Germany's Felix Streng won gold (10.76s), with Sherman Isidro Guity Guity taking silver for Costa Rica.
Wheelchair racer Andrew Small grabbed Paralympic gold after blitzing his rivals in the men's T33 100m final.
Small powered to victory in a time of 17.73 seconds as his incredible start proved crucial as defending champion Ahmad Almutairi of Kuwait threatened to snatch victory by closing the sizeable gap, only to cross the line a tenth of a second behind.
Small's success was an upgrade on the bronze he won behind Almutairi at Rio 2016, with third place on the podium on this occasion going to his GB team-mate Harri Jenkins in a season's best 18.55secs.
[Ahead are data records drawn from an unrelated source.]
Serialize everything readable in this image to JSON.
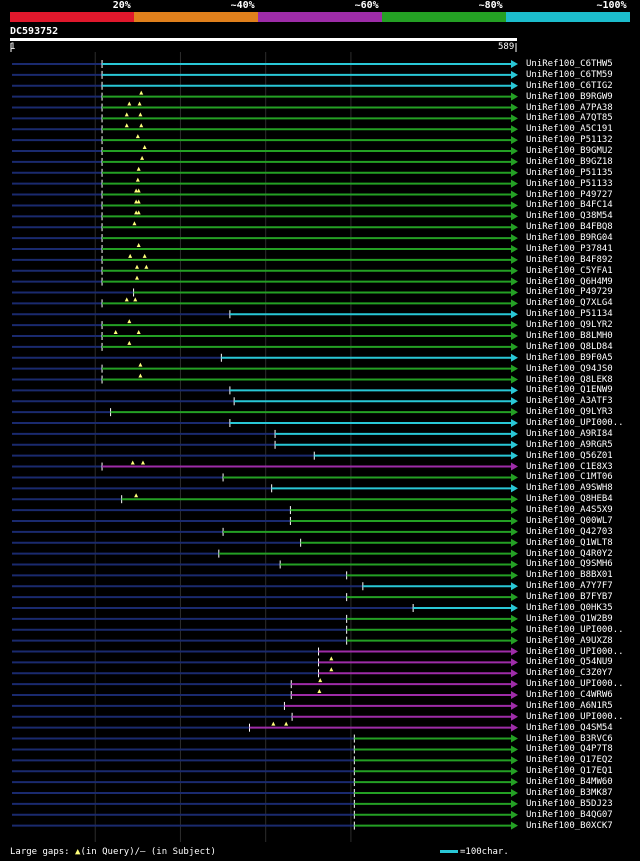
{
  "legend": {
    "segments": [
      {
        "color": "#e0182c",
        "label": "20%"
      },
      {
        "color": "#e0801c",
        "label": "~40%"
      },
      {
        "color": "#9e2ca8",
        "label": "~60%"
      },
      {
        "color": "#24a024",
        "label": "~80%"
      },
      {
        "color": "#1cbccc",
        "label": "~100%"
      }
    ]
  },
  "query": {
    "id": "DC593752",
    "start_label": "1",
    "end_label": "589",
    "length": 589
  },
  "colors": {
    "cyan": "#29c7d6",
    "green": "#24a024",
    "magenta": "#9e2ca8",
    "navy": "#1a2a6e",
    "gap": "#ffff7a",
    "guide": "#2c2c2c"
  },
  "guides": [
    100,
    200,
    300,
    400
  ],
  "hits": [
    {
      "id": "UniRef100_C6THW5",
      "color": "cyan",
      "start": 108,
      "gaps": []
    },
    {
      "id": "UniRef100_C6TM59",
      "color": "cyan",
      "start": 108,
      "gaps": []
    },
    {
      "id": "UniRef100_C6TIG2",
      "color": "cyan",
      "start": 108,
      "gaps": []
    },
    {
      "id": "UniRef100_B9RGW9",
      "color": "green",
      "start": 108,
      "gaps": [
        154
      ]
    },
    {
      "id": "UniRef100_A7PA38",
      "color": "green",
      "start": 108,
      "gaps": [
        140,
        152
      ]
    },
    {
      "id": "UniRef100_A7QT85",
      "color": "green",
      "start": 108,
      "gaps": [
        137,
        153
      ]
    },
    {
      "id": "UniRef100_A5C191",
      "color": "green",
      "start": 108,
      "gaps": [
        137,
        154
      ]
    },
    {
      "id": "UniRef100_P51132",
      "color": "green",
      "start": 108,
      "gaps": [
        150
      ]
    },
    {
      "id": "UniRef100_B9GMU2",
      "color": "green",
      "start": 108,
      "gaps": [
        158
      ]
    },
    {
      "id": "UniRef100_B9GZ18",
      "color": "green",
      "start": 108,
      "gaps": [
        155
      ]
    },
    {
      "id": "UniRef100_P51135",
      "color": "green",
      "start": 108,
      "gaps": [
        151
      ]
    },
    {
      "id": "UniRef100_P51133",
      "color": "green",
      "start": 108,
      "gaps": [
        150
      ]
    },
    {
      "id": "UniRef100_P49727",
      "color": "green",
      "start": 108,
      "gaps": [
        148,
        151
      ]
    },
    {
      "id": "UniRef100_B4FC14",
      "color": "green",
      "start": 108,
      "gaps": [
        148,
        151
      ]
    },
    {
      "id": "UniRef100_Q38M54",
      "color": "green",
      "start": 108,
      "gaps": [
        148,
        151
      ]
    },
    {
      "id": "UniRef100_B4FBQ8",
      "color": "green",
      "start": 108,
      "gaps": [
        146
      ]
    },
    {
      "id": "UniRef100_B9RG04",
      "color": "green",
      "start": 108,
      "gaps": []
    },
    {
      "id": "UniRef100_P37841",
      "color": "green",
      "start": 108,
      "gaps": [
        151
      ]
    },
    {
      "id": "UniRef100_B4F892",
      "color": "green",
      "start": 108,
      "gaps": [
        141,
        158
      ]
    },
    {
      "id": "UniRef100_C5YFA1",
      "color": "green",
      "start": 108,
      "gaps": [
        149,
        160
      ]
    },
    {
      "id": "UniRef100_Q6H4M9",
      "color": "green",
      "start": 108,
      "gaps": [
        149
      ]
    },
    {
      "id": "UniRef100_P49729",
      "color": "green",
      "start": 145,
      "gaps": []
    },
    {
      "id": "UniRef100_Q7XLG4",
      "color": "green",
      "start": 108,
      "gaps": [
        137,
        147
      ]
    },
    {
      "id": "UniRef100_P51134",
      "color": "cyan",
      "start": 258,
      "gaps": []
    },
    {
      "id": "UniRef100_Q9LYR2",
      "color": "green",
      "start": 108,
      "gaps": [
        140
      ]
    },
    {
      "id": "UniRef100_B8LMH0",
      "color": "green",
      "start": 108,
      "gaps": [
        124,
        151
      ]
    },
    {
      "id": "UniRef100_Q8LD84",
      "color": "green",
      "start": 108,
      "gaps": [
        140
      ]
    },
    {
      "id": "UniRef100_B9F0A5",
      "color": "cyan",
      "start": 248,
      "gaps": []
    },
    {
      "id": "UniRef100_Q94JS0",
      "color": "green",
      "start": 108,
      "gaps": [
        153
      ]
    },
    {
      "id": "UniRef100_Q8LEK8",
      "color": "green",
      "start": 108,
      "gaps": [
        153
      ]
    },
    {
      "id": "UniRef100_Q1ENW9",
      "color": "cyan",
      "start": 258,
      "gaps": []
    },
    {
      "id": "UniRef100_A3ATF3",
      "color": "cyan",
      "start": 263,
      "gaps": []
    },
    {
      "id": "UniRef100_Q9LYR3",
      "color": "green",
      "start": 118,
      "gaps": []
    },
    {
      "id": "UniRef100_UPI000..",
      "color": "cyan",
      "start": 258,
      "gaps": []
    },
    {
      "id": "UniRef100_A9RI84",
      "color": "cyan",
      "start": 311,
      "gaps": []
    },
    {
      "id": "UniRef100_A9RGR5",
      "color": "cyan",
      "start": 311,
      "gaps": []
    },
    {
      "id": "UniRef100_Q56Z01",
      "color": "cyan",
      "start": 357,
      "gaps": []
    },
    {
      "id": "UniRef100_C1E8X3",
      "color": "magenta",
      "start": 108,
      "gaps": [
        144,
        156
      ]
    },
    {
      "id": "UniRef100_C1MT06",
      "color": "green",
      "start": 250,
      "gaps": []
    },
    {
      "id": "UniRef100_A9SWH8",
      "color": "cyan",
      "start": 307,
      "gaps": []
    },
    {
      "id": "UniRef100_Q8HEB4",
      "color": "green",
      "start": 131,
      "gaps": [
        148
      ]
    },
    {
      "id": "UniRef100_A4S5X9",
      "color": "green",
      "start": 329,
      "gaps": []
    },
    {
      "id": "UniRef100_Q00WL7",
      "color": "green",
      "start": 329,
      "gaps": []
    },
    {
      "id": "UniRef100_Q42703",
      "color": "green",
      "start": 250,
      "gaps": []
    },
    {
      "id": "UniRef100_Q1WLT8",
      "color": "green",
      "start": 341,
      "gaps": []
    },
    {
      "id": "UniRef100_Q4R0Y2",
      "color": "green",
      "start": 245,
      "gaps": []
    },
    {
      "id": "UniRef100_Q9SMH6",
      "color": "green",
      "start": 317,
      "gaps": []
    },
    {
      "id": "UniRef100_B8BX01",
      "color": "green",
      "start": 395,
      "gaps": []
    },
    {
      "id": "UniRef100_A7Y7F7",
      "color": "cyan",
      "start": 414,
      "gaps": []
    },
    {
      "id": "UniRef100_B7FYB7",
      "color": "green",
      "start": 395,
      "gaps": []
    },
    {
      "id": "UniRef100_Q0HK35",
      "color": "cyan",
      "start": 473,
      "gaps": []
    },
    {
      "id": "UniRef100_Q1W2B9",
      "color": "green",
      "start": 395,
      "gaps": []
    },
    {
      "id": "UniRef100_UPI000..",
      "color": "green",
      "start": 395,
      "gaps": []
    },
    {
      "id": "UniRef100_A9UXZ8",
      "color": "green",
      "start": 395,
      "gaps": []
    },
    {
      "id": "UniRef100_UPI000..",
      "color": "magenta",
      "start": 362,
      "gaps": []
    },
    {
      "id": "UniRef100_Q54NU9",
      "color": "magenta",
      "start": 362,
      "gaps": [
        377
      ]
    },
    {
      "id": "UniRef100_C3Z0Y7",
      "color": "magenta",
      "start": 362,
      "gaps": [
        377
      ]
    },
    {
      "id": "UniRef100_UPI000..",
      "color": "magenta",
      "start": 330,
      "gaps": [
        364
      ]
    },
    {
      "id": "UniRef100_C4WRW6",
      "color": "magenta",
      "start": 330,
      "gaps": [
        363
      ]
    },
    {
      "id": "UniRef100_A6N1R5",
      "color": "magenta",
      "start": 322,
      "gaps": []
    },
    {
      "id": "UniRef100_UPI000..",
      "color": "magenta",
      "start": 331,
      "gaps": []
    },
    {
      "id": "UniRef100_Q4SM54",
      "color": "magenta",
      "start": 281,
      "gaps": [
        309,
        324
      ]
    },
    {
      "id": "UniRef100_B3RVC6",
      "color": "green",
      "start": 404,
      "gaps": []
    },
    {
      "id": "UniRef100_Q4P7T8",
      "color": "green",
      "start": 404,
      "gaps": []
    },
    {
      "id": "UniRef100_Q17EQ2",
      "color": "green",
      "start": 404,
      "gaps": []
    },
    {
      "id": "UniRef100_Q17EQ1",
      "color": "green",
      "start": 404,
      "gaps": []
    },
    {
      "id": "UniRef100_B4MW60",
      "color": "green",
      "start": 404,
      "gaps": []
    },
    {
      "id": "UniRef100_B3MK87",
      "color": "green",
      "start": 404,
      "gaps": []
    },
    {
      "id": "UniRef100_B5DJ23",
      "color": "green",
      "start": 404,
      "gaps": []
    },
    {
      "id": "UniRef100_B4QG07",
      "color": "green",
      "start": 404,
      "gaps": []
    },
    {
      "id": "UniRef100_B0XCK7",
      "color": "green",
      "start": 404,
      "gaps": []
    }
  ],
  "footer": {
    "left_prefix": "Large gaps: ",
    "left_symbol": "▲",
    "left_suffix": "(in Query)/– (in Subject)",
    "right_text": "=100char."
  }
}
"I entered the race, I don't ever expect outcomes, I just go and do it and see what happens and hey ho this is where we got," the 28-year-old said.
"I normally have a Garfield brought to me where 'I hate Mondays', so I may have to change that now."
Another Briton, James Freeman, finished fourth of the five racers in 19.69secs.
Golden Paterson Pine
Phoebe Paterson Pine struck Paralympic archery gold after winning the battle of the Brits by eliminating defending champion Jess Stretton en route to glory in Tokyo.
Games debutant Paterson Pine began a memorable day with a tense 141-140 success over her world number one compatriot in the second round of the women's individual compound.
"I'm really bad at maths so I had no idea what I actually needed," she said.
"I saw I shot an eight and was like, 'Oh my goodness, I shot an eight. That's horrible'. And then I realised I needed that to win and thought, 'Maybe that's not too bad'.
"I naturally cannot keep up with score but that's kind of good in a way. It means I didn't have to sit there and think, 'I need to hit this'. I was able to go through my normal process and do my shot routine.
"I still almost feel I'm living in a dream and it won't settle until I'm with family or looking at the aftermath on my phone."
The 23-year-old, who has spina bifida, took Stretton's crown with a 134-133 win over Chile's Mariana Zuniga Varela in the decisive contest, having also beaten France's Julie Chupin and Italian Maria Andrea Virgilio in the quarter-finals and semi-finals respectively.
Stretton won gold in Rio aged just 16 and was favourite going into the match after seeding first in ranking, which included a Paralympic record score.
Elsewhere on Monday, powerlifter Louise Sugden won bronze in the women's -86kg division.
Former wheelchair basketball player Sugden's best lift of 131kg was the same as fourth-placed Egyptian Amany Ali but the 37-year-old Briton took the podium place due to being more than a kilogram lighter than her rival.